Eğitim Sen hazırladığı 2018 Yıl Sonu Eğitimde Cinsiyetçilik Raporu ile durumu tüm çıplaklığı ile ortaya koyuyor. Raporda şu başlıklar yer alıyor:

- Kamusal eğitim hakkı ihlali ve eğitimden artan kopuş,
- Kız çocuklarının ve kadınların eğitime erişim sorunu,
- Demokratik, laik, bilimsel eğitimin reddedilmesi,
- Genç işsizlikteki artış, kadınlarda işsizlik oranının erkeklere göre fazla olması,
- Çocuğa yönelik şiddet, çocuğa yönelik cinsel suç oranlarının artması,
- Çocuk hakkı ihlalleri,
- Çocuk işçiliğin artan tablosu,
- Mülteci ve geçici koruma altındaki çocukların eğitime katılımlarında yaşanan sorunlar,
- Çocuk yaşta evliliklerin meşrulaştırılması,
- LGBTİ öğrencilerin eğitim süreçlerinde yaşadıkları saldırganlıklar,
- Cezaevindeki çocukların tablosu,
- Engelli öğrencilerin eğitim dönemindeki engelleri.

Raporlarla eğitimde cinsiyetçilik

Dünya Ekonomik Forumu’nun (OECD) 2018 Cinsiyet Eşitliği Raporu’na göre kadın-erkek eşitliği konusunda 149 ülke arasında Türkiye 130. sırada.

Araştırmalar Türkiye’de kadınların yüzde 58’inin üniversite eğitimini tamamlayarak standart bir diploma alabildiğini gösteriyor.

OECD raporuna göre kadınların erkeklerle eşit haklara sahip olması için 108 yıl, erkeklerle eşit ücrete sahip olması için de 202 yıl geçmesi gerekiyor.

Kadir Has Üniversitesi Toplumsal Cinsiyet ve Kadın Çalışmaları Merkezi tarafından yapılan “Toplumsal Cinsiyet ve Kadın Algısı Araştırması” göre 2018 yılında kadının en büyük sorunları şiddet, işsizlik, eğitimsizlik, sokakta baskı ve taciz, aile baskısı, kadın erkek eşitsizliği, çevre/mahalle baskısı, işyerinde ayrımcılık, politik baskı ve şiddet olarak sıralanıyor

Eğitim Sen’in raporunda da yer aldığı gibi eğitimde gericileşmenin temel bir boyutunu kız ve erkek öğrencileri birbirinden uzaklaştıran, birlikte büyümelerini, okumalarını engellemeye çalışan anlayışın ürünü kararlar oluşturuyor.

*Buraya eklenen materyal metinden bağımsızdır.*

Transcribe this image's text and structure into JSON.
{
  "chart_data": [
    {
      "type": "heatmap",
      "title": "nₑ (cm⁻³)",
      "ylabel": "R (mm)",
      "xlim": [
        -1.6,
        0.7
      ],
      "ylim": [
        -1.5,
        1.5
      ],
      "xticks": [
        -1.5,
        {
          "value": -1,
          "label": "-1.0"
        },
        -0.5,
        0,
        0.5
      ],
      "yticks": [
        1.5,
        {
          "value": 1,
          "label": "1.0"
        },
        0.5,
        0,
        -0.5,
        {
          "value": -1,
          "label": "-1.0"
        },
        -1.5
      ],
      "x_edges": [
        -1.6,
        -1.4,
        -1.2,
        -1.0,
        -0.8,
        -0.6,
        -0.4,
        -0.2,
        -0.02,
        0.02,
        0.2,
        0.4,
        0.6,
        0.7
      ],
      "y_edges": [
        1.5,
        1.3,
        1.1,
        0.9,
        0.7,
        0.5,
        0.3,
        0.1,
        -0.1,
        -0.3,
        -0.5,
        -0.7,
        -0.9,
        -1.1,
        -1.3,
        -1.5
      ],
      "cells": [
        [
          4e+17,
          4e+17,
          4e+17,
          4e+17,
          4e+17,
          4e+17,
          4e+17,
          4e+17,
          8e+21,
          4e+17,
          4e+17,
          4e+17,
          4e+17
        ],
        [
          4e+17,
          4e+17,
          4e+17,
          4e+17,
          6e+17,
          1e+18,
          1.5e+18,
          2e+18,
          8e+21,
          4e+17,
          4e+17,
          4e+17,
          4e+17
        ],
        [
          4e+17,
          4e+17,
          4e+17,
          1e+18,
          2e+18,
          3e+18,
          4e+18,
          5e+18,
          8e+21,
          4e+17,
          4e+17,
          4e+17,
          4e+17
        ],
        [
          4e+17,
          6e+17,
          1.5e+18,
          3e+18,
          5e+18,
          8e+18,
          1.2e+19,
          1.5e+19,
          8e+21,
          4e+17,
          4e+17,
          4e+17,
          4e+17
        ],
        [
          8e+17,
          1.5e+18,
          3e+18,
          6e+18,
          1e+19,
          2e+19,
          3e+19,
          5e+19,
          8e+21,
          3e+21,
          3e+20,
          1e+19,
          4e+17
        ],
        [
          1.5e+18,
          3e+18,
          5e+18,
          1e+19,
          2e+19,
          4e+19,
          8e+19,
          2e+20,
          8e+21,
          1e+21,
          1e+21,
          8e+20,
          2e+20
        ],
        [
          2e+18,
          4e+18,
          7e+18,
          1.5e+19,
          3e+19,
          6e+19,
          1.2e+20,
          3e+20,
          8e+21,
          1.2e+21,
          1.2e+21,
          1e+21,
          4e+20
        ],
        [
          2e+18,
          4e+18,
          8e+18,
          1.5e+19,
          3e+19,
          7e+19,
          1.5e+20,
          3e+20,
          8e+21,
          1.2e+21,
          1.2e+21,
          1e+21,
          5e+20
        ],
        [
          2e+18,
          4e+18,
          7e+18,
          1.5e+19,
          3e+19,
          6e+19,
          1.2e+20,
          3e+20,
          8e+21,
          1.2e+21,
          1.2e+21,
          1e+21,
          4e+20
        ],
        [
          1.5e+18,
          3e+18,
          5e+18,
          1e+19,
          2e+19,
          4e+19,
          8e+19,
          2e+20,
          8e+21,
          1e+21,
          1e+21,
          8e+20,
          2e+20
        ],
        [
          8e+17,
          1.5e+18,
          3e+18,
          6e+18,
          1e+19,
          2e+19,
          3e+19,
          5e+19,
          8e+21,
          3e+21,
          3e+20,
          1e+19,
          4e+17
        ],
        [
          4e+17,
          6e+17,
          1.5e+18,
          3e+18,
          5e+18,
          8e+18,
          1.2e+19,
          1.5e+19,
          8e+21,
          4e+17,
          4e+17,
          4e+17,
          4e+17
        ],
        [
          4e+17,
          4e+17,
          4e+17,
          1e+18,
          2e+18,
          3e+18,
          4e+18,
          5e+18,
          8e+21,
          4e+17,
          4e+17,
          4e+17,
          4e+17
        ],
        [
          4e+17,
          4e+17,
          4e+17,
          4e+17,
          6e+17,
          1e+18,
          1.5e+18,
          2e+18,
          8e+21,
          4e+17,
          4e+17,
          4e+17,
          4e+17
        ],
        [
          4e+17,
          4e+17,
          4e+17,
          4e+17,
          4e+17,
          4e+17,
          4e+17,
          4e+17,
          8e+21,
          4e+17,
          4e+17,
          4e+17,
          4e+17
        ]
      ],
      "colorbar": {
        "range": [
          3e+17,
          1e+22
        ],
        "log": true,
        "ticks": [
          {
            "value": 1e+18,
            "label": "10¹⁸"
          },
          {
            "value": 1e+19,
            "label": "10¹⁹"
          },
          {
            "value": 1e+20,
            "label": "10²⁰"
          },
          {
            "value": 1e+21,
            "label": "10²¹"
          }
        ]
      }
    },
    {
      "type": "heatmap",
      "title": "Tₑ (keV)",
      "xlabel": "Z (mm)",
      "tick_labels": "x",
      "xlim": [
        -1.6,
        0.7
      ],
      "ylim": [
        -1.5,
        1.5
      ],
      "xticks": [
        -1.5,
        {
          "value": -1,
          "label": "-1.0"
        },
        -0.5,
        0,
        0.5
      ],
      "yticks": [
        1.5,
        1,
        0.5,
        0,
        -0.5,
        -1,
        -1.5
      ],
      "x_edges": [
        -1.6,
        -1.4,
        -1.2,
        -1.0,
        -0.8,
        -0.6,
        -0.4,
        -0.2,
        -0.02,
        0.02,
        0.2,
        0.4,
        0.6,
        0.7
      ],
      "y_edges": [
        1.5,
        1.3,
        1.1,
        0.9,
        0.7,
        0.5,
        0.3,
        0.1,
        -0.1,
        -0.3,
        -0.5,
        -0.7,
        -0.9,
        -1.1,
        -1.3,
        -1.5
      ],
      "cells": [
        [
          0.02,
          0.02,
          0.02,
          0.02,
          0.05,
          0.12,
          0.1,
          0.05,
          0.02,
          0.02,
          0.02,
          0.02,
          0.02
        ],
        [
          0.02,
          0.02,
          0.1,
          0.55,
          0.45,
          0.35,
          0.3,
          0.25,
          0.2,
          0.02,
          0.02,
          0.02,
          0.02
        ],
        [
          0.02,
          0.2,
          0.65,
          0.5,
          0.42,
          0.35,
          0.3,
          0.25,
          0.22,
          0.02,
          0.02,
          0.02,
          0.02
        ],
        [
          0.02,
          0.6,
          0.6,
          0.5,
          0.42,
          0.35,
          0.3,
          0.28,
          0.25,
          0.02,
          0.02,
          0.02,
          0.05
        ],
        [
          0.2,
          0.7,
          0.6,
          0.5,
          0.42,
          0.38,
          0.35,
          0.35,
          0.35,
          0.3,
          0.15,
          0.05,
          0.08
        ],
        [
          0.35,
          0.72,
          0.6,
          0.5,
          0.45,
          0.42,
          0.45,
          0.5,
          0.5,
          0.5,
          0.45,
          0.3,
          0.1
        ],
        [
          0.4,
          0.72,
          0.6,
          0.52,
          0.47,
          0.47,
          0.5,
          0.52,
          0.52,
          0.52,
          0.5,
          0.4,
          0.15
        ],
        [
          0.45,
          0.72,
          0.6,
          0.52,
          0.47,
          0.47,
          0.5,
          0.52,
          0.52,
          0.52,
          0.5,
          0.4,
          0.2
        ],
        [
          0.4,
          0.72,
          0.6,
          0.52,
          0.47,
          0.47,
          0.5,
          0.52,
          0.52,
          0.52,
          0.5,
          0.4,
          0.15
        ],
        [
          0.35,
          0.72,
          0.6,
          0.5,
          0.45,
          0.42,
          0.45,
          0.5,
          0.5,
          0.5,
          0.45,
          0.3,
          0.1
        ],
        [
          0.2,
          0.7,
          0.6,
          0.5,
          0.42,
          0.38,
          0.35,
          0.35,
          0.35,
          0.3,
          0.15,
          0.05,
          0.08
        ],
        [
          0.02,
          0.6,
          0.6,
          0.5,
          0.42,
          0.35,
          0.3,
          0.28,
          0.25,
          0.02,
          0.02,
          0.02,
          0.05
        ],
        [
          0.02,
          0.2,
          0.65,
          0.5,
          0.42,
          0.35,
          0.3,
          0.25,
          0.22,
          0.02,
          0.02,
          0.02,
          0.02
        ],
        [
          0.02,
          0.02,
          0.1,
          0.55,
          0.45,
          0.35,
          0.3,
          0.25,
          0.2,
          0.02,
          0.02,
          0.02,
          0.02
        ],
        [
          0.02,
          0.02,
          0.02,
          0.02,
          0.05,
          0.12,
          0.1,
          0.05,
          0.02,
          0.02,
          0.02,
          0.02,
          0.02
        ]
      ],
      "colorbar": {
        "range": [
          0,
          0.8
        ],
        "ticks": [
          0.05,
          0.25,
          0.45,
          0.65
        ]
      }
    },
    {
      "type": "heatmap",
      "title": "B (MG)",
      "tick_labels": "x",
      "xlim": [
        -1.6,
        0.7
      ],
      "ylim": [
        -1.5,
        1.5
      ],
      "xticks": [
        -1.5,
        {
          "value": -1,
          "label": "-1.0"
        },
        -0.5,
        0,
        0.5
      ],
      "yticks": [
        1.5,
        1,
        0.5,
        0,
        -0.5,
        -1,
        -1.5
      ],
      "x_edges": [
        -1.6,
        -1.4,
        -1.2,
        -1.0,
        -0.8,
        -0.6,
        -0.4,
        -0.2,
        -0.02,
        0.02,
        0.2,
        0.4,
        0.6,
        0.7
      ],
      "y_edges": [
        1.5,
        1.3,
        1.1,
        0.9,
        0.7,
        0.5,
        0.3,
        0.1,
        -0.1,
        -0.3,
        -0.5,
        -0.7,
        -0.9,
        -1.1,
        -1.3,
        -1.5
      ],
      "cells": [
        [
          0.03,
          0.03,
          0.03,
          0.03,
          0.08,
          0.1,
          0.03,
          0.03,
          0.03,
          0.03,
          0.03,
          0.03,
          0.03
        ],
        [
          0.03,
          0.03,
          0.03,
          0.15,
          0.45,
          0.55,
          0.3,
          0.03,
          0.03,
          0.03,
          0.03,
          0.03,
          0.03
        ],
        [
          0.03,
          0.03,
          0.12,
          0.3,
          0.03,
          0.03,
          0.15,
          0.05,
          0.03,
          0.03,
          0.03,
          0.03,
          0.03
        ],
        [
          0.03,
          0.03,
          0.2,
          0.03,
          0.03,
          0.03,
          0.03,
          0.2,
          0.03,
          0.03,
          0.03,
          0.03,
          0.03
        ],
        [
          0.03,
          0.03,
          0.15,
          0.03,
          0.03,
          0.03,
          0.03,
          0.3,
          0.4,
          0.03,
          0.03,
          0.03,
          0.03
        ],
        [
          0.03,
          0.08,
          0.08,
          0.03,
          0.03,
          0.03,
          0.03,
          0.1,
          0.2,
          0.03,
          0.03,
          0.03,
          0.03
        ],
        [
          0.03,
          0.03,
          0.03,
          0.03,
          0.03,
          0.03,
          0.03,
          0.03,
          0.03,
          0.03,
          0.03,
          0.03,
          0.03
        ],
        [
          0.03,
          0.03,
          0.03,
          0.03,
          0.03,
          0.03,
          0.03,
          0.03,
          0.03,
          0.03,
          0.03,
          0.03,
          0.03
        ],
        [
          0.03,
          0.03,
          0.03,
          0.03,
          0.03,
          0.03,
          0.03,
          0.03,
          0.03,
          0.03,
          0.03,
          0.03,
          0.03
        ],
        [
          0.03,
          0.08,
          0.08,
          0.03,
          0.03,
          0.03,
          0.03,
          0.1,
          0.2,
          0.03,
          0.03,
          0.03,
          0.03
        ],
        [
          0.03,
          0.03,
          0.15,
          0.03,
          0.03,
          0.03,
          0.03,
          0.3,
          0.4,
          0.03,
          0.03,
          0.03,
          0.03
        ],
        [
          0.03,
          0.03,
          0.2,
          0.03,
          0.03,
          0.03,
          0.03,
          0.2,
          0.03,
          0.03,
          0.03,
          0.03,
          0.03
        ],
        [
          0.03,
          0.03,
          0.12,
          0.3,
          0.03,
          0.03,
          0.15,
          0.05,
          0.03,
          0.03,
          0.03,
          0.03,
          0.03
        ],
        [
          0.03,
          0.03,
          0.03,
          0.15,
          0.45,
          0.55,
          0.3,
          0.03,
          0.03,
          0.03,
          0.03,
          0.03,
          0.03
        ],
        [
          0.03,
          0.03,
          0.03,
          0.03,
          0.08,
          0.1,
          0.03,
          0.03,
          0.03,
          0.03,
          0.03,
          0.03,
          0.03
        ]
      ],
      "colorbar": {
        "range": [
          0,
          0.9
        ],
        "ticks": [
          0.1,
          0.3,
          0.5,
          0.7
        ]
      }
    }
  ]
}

Diğer bir yanı da müfredatın içeriğinin bilimsellikten uzaklaştırılması ve din eksenli bir yapıya kavuşturulmasıdır. Başta fen bilimleri olmak üzere bilim, felsefe, tarih ve sanat derslerini hedef alan yeni müfredatın öğretim programlarına ve ders kitaplarına ideolojik bir müdahale yapılmıştır. Diyanetin, dini okulların ve cemaatlerin belirleyiciliği artmıştır.

İşçi sınıfı ve emekçi kitleler, “ölümü göster sıtmaya razı et” politikasını din bezirganı iktidarın başına çalmayı başardıklarında bu karanlığı dağıtmanın ilk adımını da atmış olacaklardır.